Did Kim Jong Nam Seek Asylum in Macau?

According to a Japanese daily newspaper, Sankei Shimbun, in April Kim Jong Il’s eldest son Jong Nam asked for political asylum in the Macau Special Administrative Region of China.

The report claims that North Korea’s National Security Agency (NSA) arrested several of Jong Nam’s closest associates in Pyongyang on April 3rd, and apparently on April 4th his wife Choi Hye Ri called him from Beijing to report their detention the night before.

On the 7th Jong Nam is reported to have called one of his associates in a foreign country and told him that looming affairs meant he could not go back to Pyongyang.

Jong Nam is said to have asked the Macau authorities for asylum because he believed he was at risk of being purged.

A source in the South Korean intelligence authorities was non-committal, “Were Jong Woon to have been confirmed as the successor, such a scenario would be feasible, but we have not heard any confirmation of the story.”

The newspaper explained that Kim Jong Il’s brother-in law, Jang Sung Taek, started establishing the succession around the military after conducting interviews with Jong Nam, Jong Cheol and Jong Woon in early March, which may have triggered events.

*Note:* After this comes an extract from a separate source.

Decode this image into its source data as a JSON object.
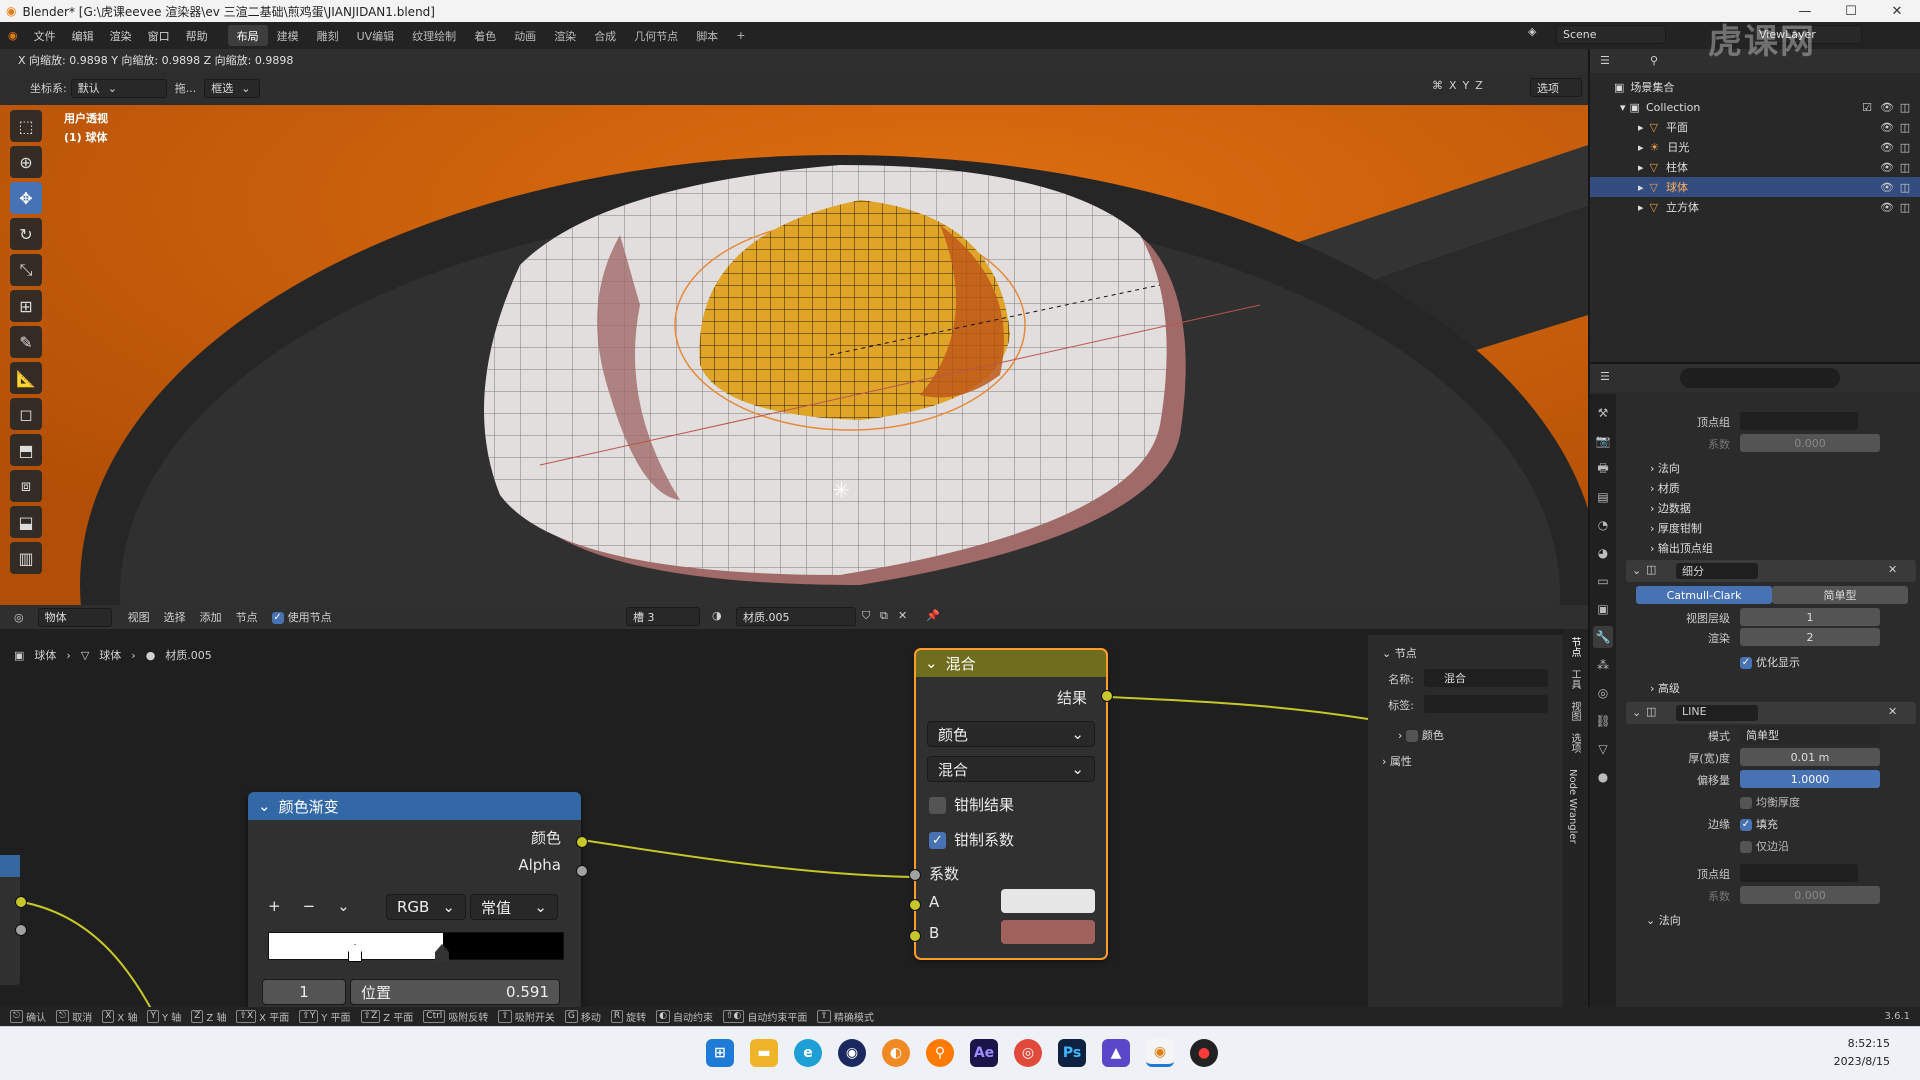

Jong Nam is the only son of the late Sung Hye Rim. Since he was young, Jong Nam has witnessed how Kim Jong Il’s uncle Kim Hyung Ju, stepmother Kim Sung Ae and half brother Kim Pyong Il have tended to be treated as a “side-branch” of the family, politically impotent. He travels by commercial airlines and with a meager security detail, which some experts view as reflecting his standing in the North Korean ruling family.